Our vision is to build models that bridge the structural, molecular, and systems level, encoding what we know about molecular processes in mathematical models and inferring what we do not know using machine learning. We apply these models to interesting biological problems, including the prediction of sensitivity to anti-cancer drugs, anticipation of cell fate decisions and design of synthetic molecular switches.
Cell plasticity enables undifferentiated cells to follow developmental programs and cancer cells to adopt drug-resistant cell states [Gerosa et. al 2020, Fröhlich et. al 2022]. Methods such as RNA-velocity can reconstruct the vector field underlying such system-level dynamics, but does not identify the underlying molecular mechanisms. We want to build models that connect the vector field of system dynamics to mathematical models of molecular processes and thereby make differentiation trajectories programmable through targeted drugs and cytokine stimulation.
Building and training mathematical models is an error prone and computationally demanding process. We are interested in building software that automates this process and developing more scalable methods. This includes the simulation engine AMICI, the calibration toolbox pyPESTO, the optimizer fides and the problem specification standard PEtab.
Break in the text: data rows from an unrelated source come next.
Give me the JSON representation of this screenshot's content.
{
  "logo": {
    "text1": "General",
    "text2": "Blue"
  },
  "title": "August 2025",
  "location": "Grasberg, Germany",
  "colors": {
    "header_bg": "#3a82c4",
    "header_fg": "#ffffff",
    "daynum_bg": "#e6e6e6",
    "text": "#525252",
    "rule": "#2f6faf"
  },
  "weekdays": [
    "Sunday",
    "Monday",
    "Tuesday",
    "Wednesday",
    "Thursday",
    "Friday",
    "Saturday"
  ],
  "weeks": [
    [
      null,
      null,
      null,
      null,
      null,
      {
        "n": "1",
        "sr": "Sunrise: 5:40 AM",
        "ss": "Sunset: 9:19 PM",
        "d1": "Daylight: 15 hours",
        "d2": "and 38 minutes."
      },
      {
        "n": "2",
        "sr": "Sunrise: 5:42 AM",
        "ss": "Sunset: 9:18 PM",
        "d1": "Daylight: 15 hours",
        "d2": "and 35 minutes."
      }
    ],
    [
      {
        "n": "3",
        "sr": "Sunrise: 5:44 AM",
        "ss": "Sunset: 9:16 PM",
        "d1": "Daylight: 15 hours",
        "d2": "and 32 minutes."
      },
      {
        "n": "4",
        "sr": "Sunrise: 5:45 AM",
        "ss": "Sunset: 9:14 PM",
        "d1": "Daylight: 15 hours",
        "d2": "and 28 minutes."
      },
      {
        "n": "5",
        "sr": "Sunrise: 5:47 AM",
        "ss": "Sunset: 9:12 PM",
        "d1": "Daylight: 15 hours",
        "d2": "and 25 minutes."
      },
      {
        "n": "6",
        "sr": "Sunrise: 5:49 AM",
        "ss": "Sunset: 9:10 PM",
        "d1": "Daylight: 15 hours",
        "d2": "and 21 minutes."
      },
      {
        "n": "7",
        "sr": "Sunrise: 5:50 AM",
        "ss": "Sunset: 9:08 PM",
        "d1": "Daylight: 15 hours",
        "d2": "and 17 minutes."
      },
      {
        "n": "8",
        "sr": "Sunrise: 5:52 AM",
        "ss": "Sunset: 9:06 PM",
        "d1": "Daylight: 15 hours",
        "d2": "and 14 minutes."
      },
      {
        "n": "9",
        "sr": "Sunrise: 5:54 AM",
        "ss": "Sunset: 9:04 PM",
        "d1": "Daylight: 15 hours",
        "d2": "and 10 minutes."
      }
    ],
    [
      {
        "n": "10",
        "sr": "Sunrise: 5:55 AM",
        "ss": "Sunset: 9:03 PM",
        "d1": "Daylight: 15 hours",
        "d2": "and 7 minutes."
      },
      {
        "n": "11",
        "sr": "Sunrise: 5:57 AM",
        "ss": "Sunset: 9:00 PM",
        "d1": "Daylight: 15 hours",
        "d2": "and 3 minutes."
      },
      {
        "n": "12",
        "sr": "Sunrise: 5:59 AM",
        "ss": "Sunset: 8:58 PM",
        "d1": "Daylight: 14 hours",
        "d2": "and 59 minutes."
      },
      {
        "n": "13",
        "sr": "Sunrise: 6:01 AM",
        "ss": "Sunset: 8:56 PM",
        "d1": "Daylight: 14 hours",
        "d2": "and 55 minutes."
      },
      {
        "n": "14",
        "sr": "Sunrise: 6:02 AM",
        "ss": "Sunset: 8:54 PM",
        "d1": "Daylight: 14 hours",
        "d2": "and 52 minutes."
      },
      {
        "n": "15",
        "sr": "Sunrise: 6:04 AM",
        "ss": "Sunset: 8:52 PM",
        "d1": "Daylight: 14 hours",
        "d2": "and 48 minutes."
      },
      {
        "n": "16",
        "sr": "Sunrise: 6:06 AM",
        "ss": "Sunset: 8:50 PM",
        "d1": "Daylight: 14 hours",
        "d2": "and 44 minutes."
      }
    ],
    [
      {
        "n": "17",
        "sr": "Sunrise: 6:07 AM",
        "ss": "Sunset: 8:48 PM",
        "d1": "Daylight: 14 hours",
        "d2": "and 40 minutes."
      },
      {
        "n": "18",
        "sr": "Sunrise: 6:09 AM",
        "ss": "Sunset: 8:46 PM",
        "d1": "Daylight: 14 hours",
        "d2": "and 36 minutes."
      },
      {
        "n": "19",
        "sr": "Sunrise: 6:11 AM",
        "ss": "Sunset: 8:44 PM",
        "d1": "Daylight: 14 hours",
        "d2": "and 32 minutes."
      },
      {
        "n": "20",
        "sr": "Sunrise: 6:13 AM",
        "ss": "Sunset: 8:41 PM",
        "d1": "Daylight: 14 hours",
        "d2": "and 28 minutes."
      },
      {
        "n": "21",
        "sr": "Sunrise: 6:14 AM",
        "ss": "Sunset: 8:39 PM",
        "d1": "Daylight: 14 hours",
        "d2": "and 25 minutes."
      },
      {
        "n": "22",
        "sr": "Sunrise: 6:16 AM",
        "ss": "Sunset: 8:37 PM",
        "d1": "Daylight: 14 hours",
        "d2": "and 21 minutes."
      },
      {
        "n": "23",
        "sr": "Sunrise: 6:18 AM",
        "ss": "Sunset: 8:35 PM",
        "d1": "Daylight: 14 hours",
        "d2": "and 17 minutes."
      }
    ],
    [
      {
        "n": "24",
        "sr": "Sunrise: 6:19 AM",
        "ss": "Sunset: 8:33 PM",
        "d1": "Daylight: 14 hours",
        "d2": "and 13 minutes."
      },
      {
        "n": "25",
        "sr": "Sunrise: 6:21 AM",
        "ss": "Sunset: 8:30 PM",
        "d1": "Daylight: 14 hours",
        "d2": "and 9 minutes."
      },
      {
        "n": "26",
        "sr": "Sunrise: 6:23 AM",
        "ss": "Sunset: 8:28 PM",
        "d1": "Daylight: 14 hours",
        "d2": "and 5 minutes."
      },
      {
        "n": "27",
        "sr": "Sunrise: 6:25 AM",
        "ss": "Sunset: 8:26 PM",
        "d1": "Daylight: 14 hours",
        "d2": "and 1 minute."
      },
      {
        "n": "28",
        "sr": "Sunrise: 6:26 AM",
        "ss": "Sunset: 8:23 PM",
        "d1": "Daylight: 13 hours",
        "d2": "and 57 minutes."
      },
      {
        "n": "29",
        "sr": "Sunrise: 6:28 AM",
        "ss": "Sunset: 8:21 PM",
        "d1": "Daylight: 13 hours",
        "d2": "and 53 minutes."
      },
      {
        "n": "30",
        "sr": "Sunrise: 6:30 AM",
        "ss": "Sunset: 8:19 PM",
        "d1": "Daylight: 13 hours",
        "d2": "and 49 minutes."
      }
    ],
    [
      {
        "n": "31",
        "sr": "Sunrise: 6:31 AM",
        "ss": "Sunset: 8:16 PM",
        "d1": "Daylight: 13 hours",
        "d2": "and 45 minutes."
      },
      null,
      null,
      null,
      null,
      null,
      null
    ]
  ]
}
We are continuously improving and extending these tools to push the envelope of biologocal problem complexity we can practically consider.
How and which extracellular cues are processed in any individual cell depends on its molecular make-up, including the expression level of proteins. In the past, we have exploited this relationship by contextualize mathematical models of signal transduction using omics data [Fröhlich et. al 2018]. However, this approach relies on many assumptions and requires large models that are hard to build, interpret and train. We are interested in applying machine learning to contextualize mathematical models of molecular processes using omics and imaging data and apply them for the data-driven prediction of drug sensitivity and cytokine responsiveness.
The composition and architecture of molecular processes is defined at the level of protein structure, which dictates which proteins interact with each other, how these interactions are coupled and how they are influenced by post-translational modifications. Structure-based models of molecular processes are formulated based on thermodynamic principles and incorporate information about the energetic landscape of protein conformations and interactions in model equations. We have used such models to describe rewiring and drug resistance in cancer cells [Gerosa et. al 2020, Fröhlich et. al 2022]. In the future, we want to apply machine learning to structure-based models to learn how coarse-grained, context-dependent regulatory rules emerge from fine-grained interactions. Moreover, we will apply these models to design synthetic molecular circuits and predict drug interactions.